= Anthony Elliot Ritchie =

Scottish physiologist and educator (1915–1997)

Anthony Elliot Ritchie FRSE FRCPE LLD (30 March 1915 - 14 September 1997) was a Scottish physiologist who was a professor at the University of St Andrews.

==Life==
Ritchie was born at 20 Upper Gray Street, Edinburgh on 30 March 1915, the only son of Jessie Jane Elliot and James Ritchie FRSE. He was schooled at Edinburgh Academy from 1922 to 1930.

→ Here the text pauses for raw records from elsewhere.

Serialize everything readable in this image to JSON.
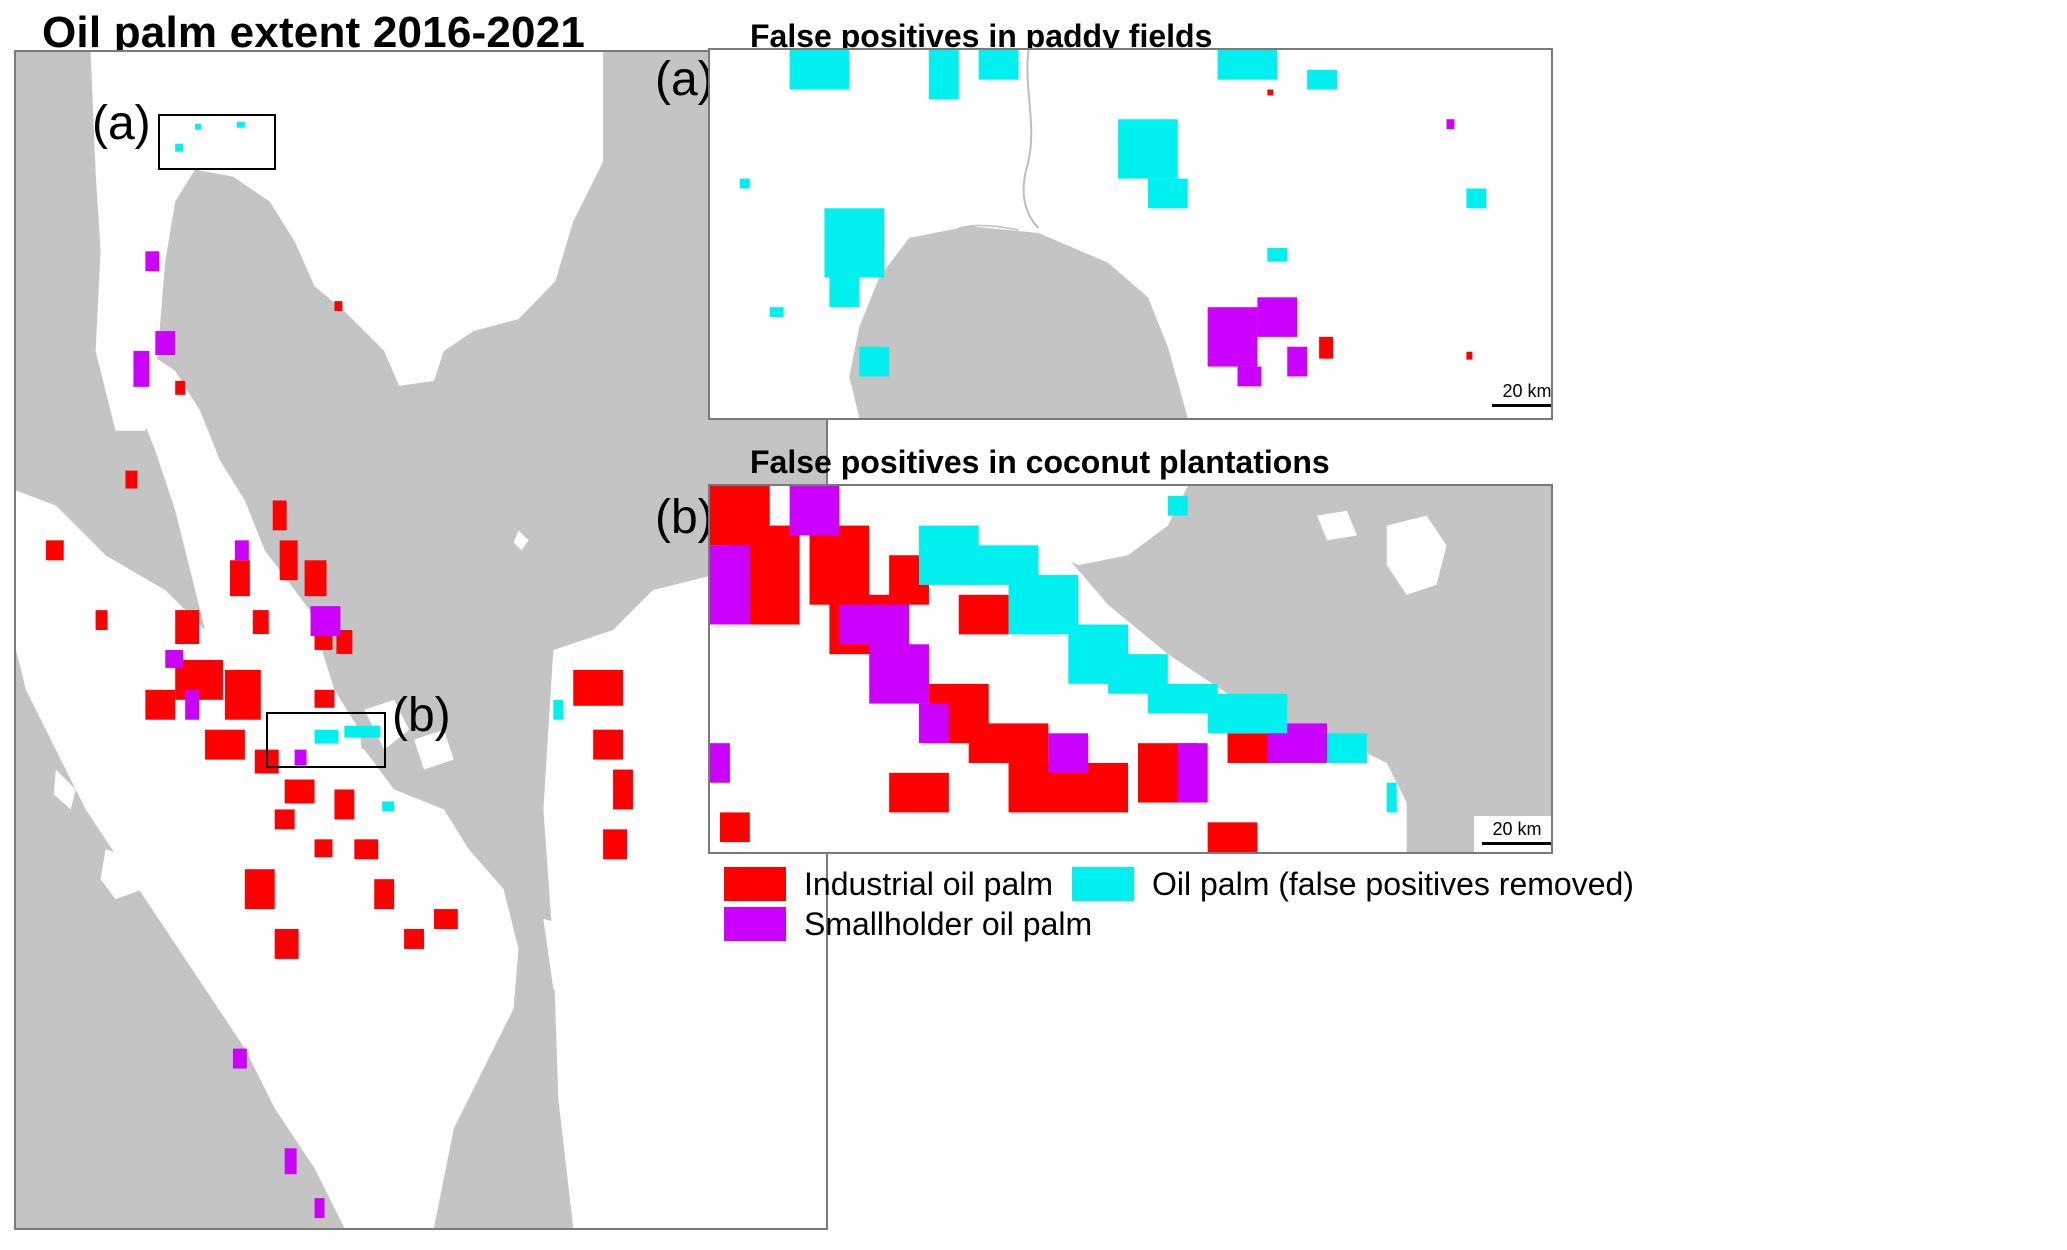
{
  "title": "Oil palm extent 2016-2021",
  "overview": {
    "inset_a_label": "(a)",
    "inset_b_label": "(b)"
  },
  "panel_a": {
    "letter": "(a)",
    "title": "False positives in paddy fields",
    "scale_label": "20 km"
  },
  "panel_b": {
    "letter": "(b)",
    "title": "False positives in coconut plantations",
    "scale_label": "20 km"
  },
  "legend": {
    "industrial": {
      "label": "Industrial oil palm",
      "color": "#ff0000"
    },
    "smallholder": {
      "label": "Smallholder oil palm",
      "color": "#cc00ff"
    },
    "false_positive": {
      "label": "Oil palm (false positives removed)",
      "color": "#00f0f0"
    }
  },
  "colors": {
    "water": "#c4c4c4",
    "land": "#ffffff"
  }
}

He studied science at the University of Aberdeen graduating with an MA in 1933 and a BSc in 1936. He then studied medicine at the University of Edinburgh graduating with an MB ChB in 1940. He served in the Royal Army Medical Corps during the Second World War 1942 to 1945, attached to the Territorial Army. This role was both part-time and Edinburgh-based, allowing him to continue other academic pursuits. He was a Carnegie Research Scholar 1940-41 and from 1942 began lecturing in Physiology at the University of Edinburgh, being promoted to senior lecturer in 1946.

In 1948 the University of St Andrews gave him a professorship, where he continued until 1969.

In 1951 he was elected a member of the Harveian Society of Edinburgh. In 1951 he was also elected a Fellow of the Royal Society of Edinburgh. His proposers were Norman Davidson, Robert Garry, Ernest Cruickshank, and Sir James Learmonth. He served as Secretary to the Society 1960 to 1965 and was twice Vice President: 1965-66 and 1976–79, being General Secretary in between. He won the Society's Bicentenary Medal in 1983.

In 1969 he became Secretary and Treasurer to the Carnegie Trust for the Universities of Scotland. He was also a Director of the Royal Observatory Trust. In 1972 he received an honorary doctorate (DSc) from the University of St Andrews and the University of Strathclyde awarded him an honorary doctorate (LLD) in 1985.

He retired in 1986 and died in Edinburgh on 14 September 1997.

==Family==

In 1941 he married Elizabeth Lambie Knox, and they together had three daughters and one son.